We further enhance MEDUSA with two key insights. Firstly, the current approach of generating a single candidate continuation at each decoding step leads to inefficient use of computational resources. To address this, we propose generating multiple candidate continuations using the MEDUSA heads and verifying them concurrently through a simple adjustment to the attention mask. Secondly, we can reuse the rejection sampling scheme as used in speculative decoding (Leviathan et al., 2022; Chen et al., 2023) to generate consistent responses with the same distribution as the original model.

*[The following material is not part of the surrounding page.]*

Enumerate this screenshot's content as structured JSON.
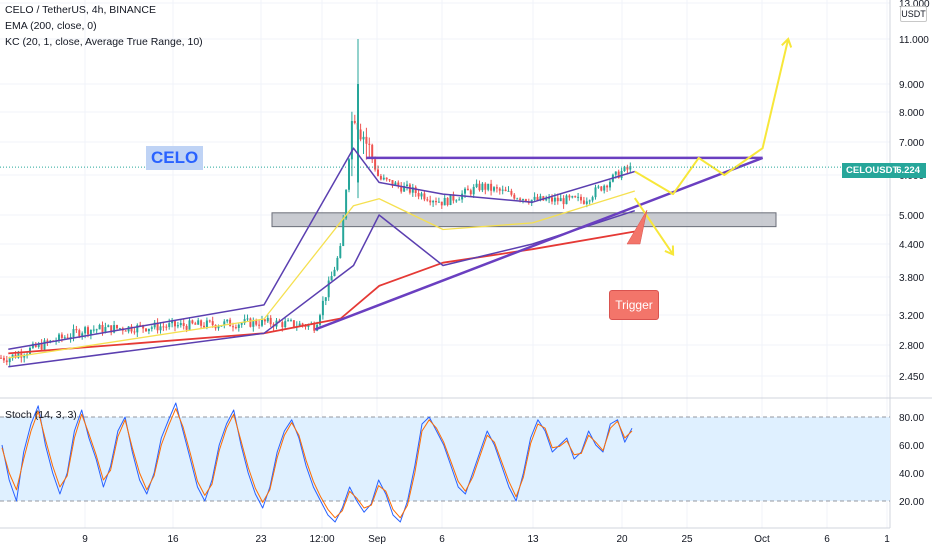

However, it cannot further enhance the acceleration rate. Alternatively, we introduce a typical acceptance scheme that selects reasonable candidates from the MEDUSA head outputs. We use temperature as a threshold to manage deviation from the original model’s predictions, providing an efficient alternative to the rejection sampling method. Our results suggest that the proposed typical acceptance scheme can accelerate the decoding speed further while maintaining a similar generation quality.

2.1.2. TREE ATTENTION

Through MEDUSA heads, we obtain probability predictions for the subsequentK+1 tokens. These predictions enable us to create length-K + 1 continuations as candidates. While the speculative decoding studies (Leviathan et al., 2022; Chen et al., 2023) suggest sampling a single continuation as the candidate, leveraging multiple candidates during decoding can enhance the expected acceptance length within a decoding step. Nevertheless, more candidates can also raise computational demands. To strike a balance, we employ a tree-structured attention mechanism to process multiple candidates concurrently. This attention mechanism diverges from the traditional causal attention paradigm. Within this framework, only tokens from the same continuation are regarded as historical data. Drawing inspiration from the concept of embedding graph structures into attention as proposed in the graph neural network domain (Ying et al., 2021), we incorporate the tree structure into our attention mask, visualized in Figure 2. Remarkably, similar ideas have also been explored in independent works like Miao et al. (2023); Spector & Re (2023), where they follow a bottom-up approach and construct the tree by merging multiple candidates generated by a draft model. In our method, we instead take a top-down approach to build the tree thanks to the structure of candidates generated by MEDUSA heads.